Beside the potential to produce larger parts, using such a valve results in imaging quality that rivals and could exceed today’s metal 3D printers, and the ability to fine-tune gradients in the projected image means better control over residual stress and material microstructure, researchers said.

With DiAM printing, the laser light is sourced by a set of four diode laser arrays and a nanosecond (billionth of a second) pulsed laser. It passes through the OALV, which patterns an image of a two-dimensional “slice” of the desired 3D part. The images go from a digital computer file to the laser in a two-stage liquid-crystal modulation process.

Samples Produced Using Diode Laser ArraysFirst demonstration of DiAM wide-area photolithographic printing of metal layers using an optically-addressable light valve. For each build—impeller (left) and LLNL logo—successive layers were built using a stitching approach which allowed additional efficiency to be achieved. Alternatively, scaling up overall dimension can be achieved by simply adding diodes and expanding optics, up to the two-joule energy limit of the pulsed laser system.

In the first stage the images are sourced from a digitized CAD (computer-aided design) model and imprinted on a low-power blue LED (light-emitting diode) source using an ordinary pixelated liquid-crystal projector. In the second stage the blue images activate the OALV’s photoconductive layer, creating local conductive patches (where blue light is present) that transfer voltage to its liquid-crystal layer. This enables the low-power blue images to modulate the high-power laser beam. The beam is then directed onto a build plane, printing the entire metal layer at once.

For the study the researchers used tin powder, successfully demonstrating the printing of two small 3D models, an impeller (a small turbine blade structure) and the LLNL logo.
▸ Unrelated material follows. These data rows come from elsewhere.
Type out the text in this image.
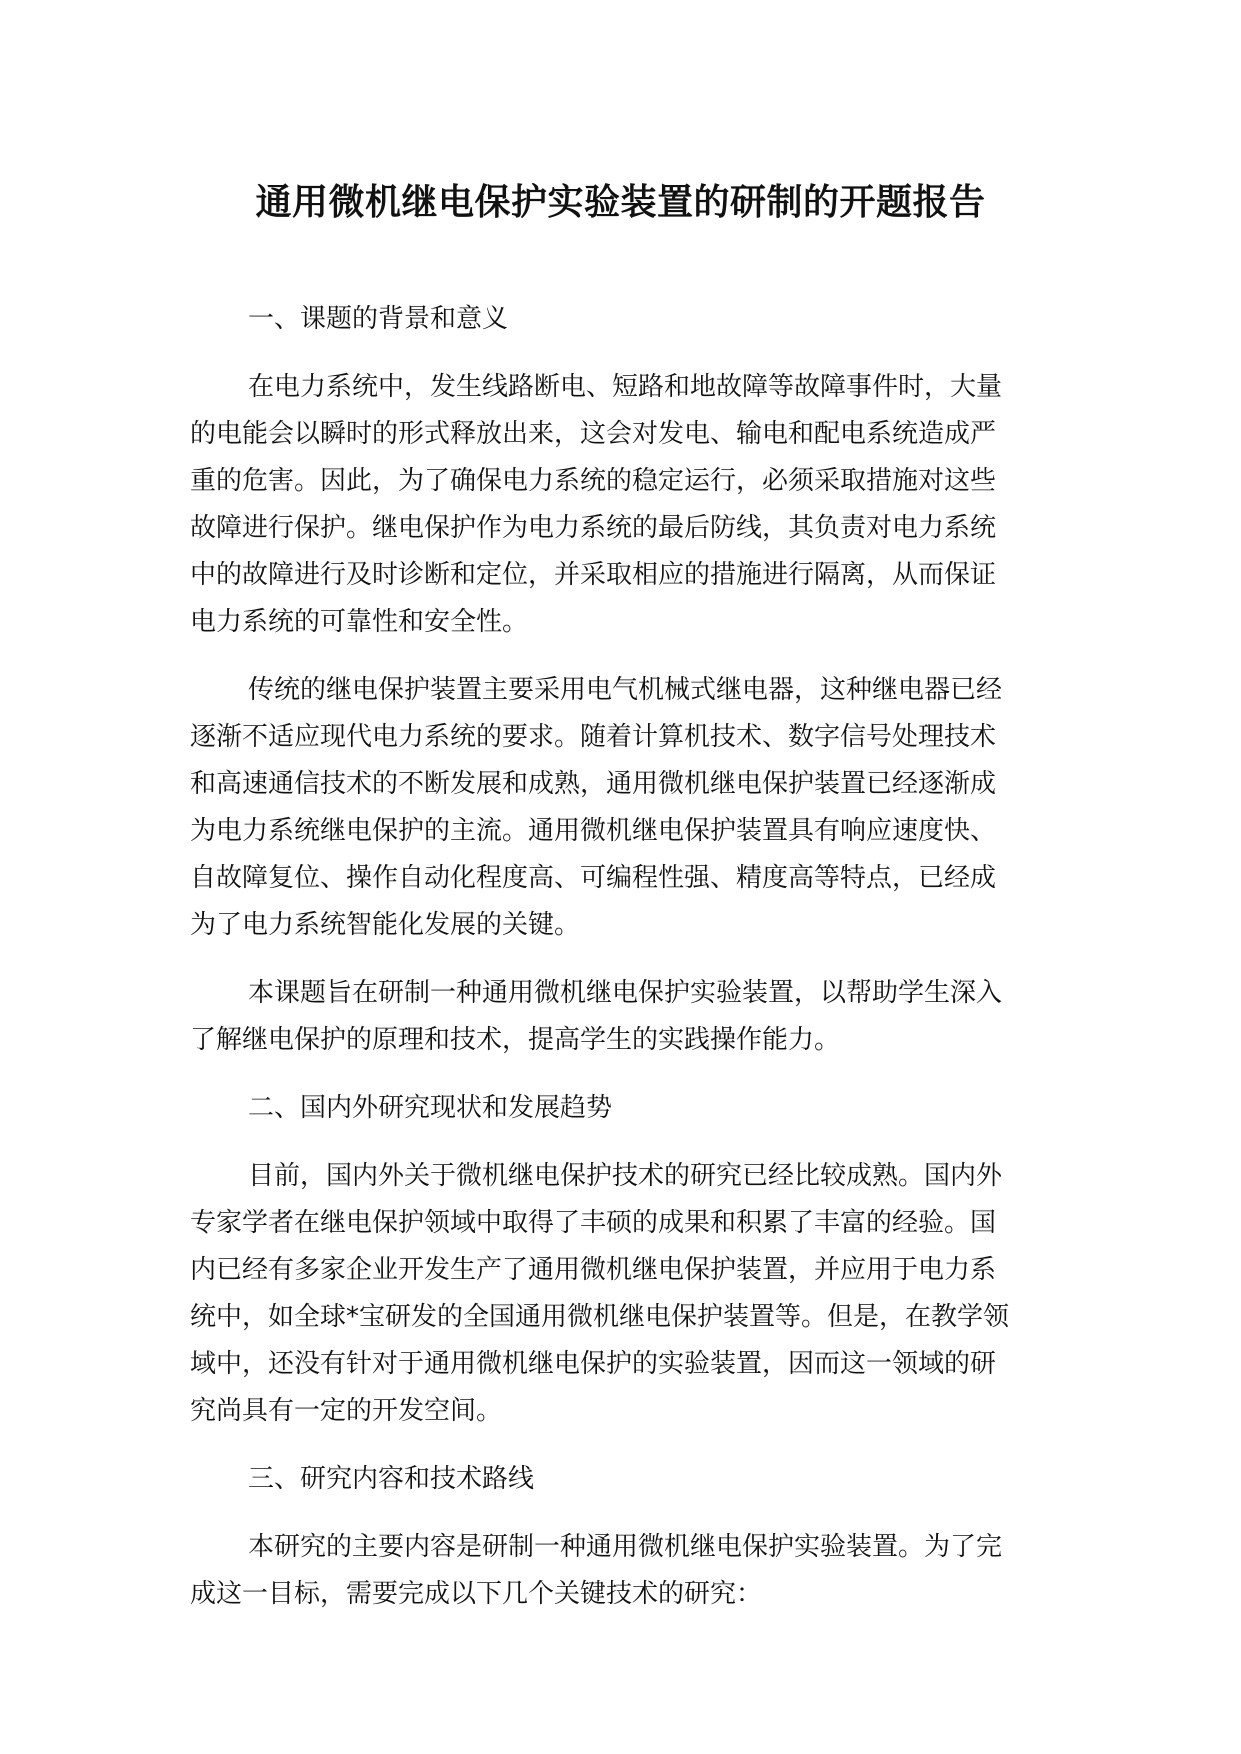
通用微机继电保护实验装置的研制的开题报告
一、课题的背景和意义
在电力系统中，发生线路断电、短路和地故障等故障事件时，大量
的电能会以瞬时的形式释放出来，这会对发电、输电和配电系统造成严
重的危害。因此，为了确保电力系统的稳定运行，必须采取措施对这些
故障进行保护。继电保护作为电力系统的最后防线，其负责对电力系统
中的故障进行及时诊断和定位，并采取相应的措施进行隔离，从而保证
电力系统的可靠性和安全性。
传统的继电保护装置主要采用电气机械式继电器，这种继电器已经
逐渐不适应现代电力系统的要求。随着计算机技术、数字信号处理技术
和高速通信技术的不断发展和成熟，通用微机继电保护装置已经逐渐成
为电力系统继电保护的主流。通用微机继电保护装置具有响应速度快、
自故障复位、操作自动化程度高、可编程性强、精度高等特点，已经成
为了电力系统智能化发展的关键。
本课题旨在研制一种通用微机继电保护实验装置，以帮助学生深入
了解继电保护的原理和技术，提高学生的实践操作能力。
二、国内外研究现状和发展趋势
目前，国内外关于微机继电保护技术的研究已经比较成熟。国内外
专家学者在继电保护领域中取得了丰硕的成果和积累了丰富的经验。国
内已经有多家企业开发生产了通用微机继电保护装置，并应用于电力系
统中，如全球*宝研发的全国通用微机继电保护装置等。但是，在教学领
域中，还没有针对于通用微机继电保护的实验装置，因而这一领域的研
究尚具有一定的开发空间。
三、研究内容和技术路线
本研究的主要内容是研制一种通用微机继电保护实验装置。为了完
成这一目标，需要完成以下几个关键技术的研究：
While speeding up the metal additive process was a main driver for pursuing the technology at LLNL, the larger build size potentially could have significant value for the Lab’s core mission of stockpile stewardship, the researchers said. The laser diodes, which provide most of the energy compared to the pulsed laser system, are also cheap to purchase, so such a system would be more cost-effective than fiber-laser-based machines on the market today.

LLNL’s Laboratory Directed Research and Development program funded the research. Lab scientists Gabe Guss and Reggie Drachenberg played a central role in producing the parts, with contributions from Josh Kuntz and Eric Duoss.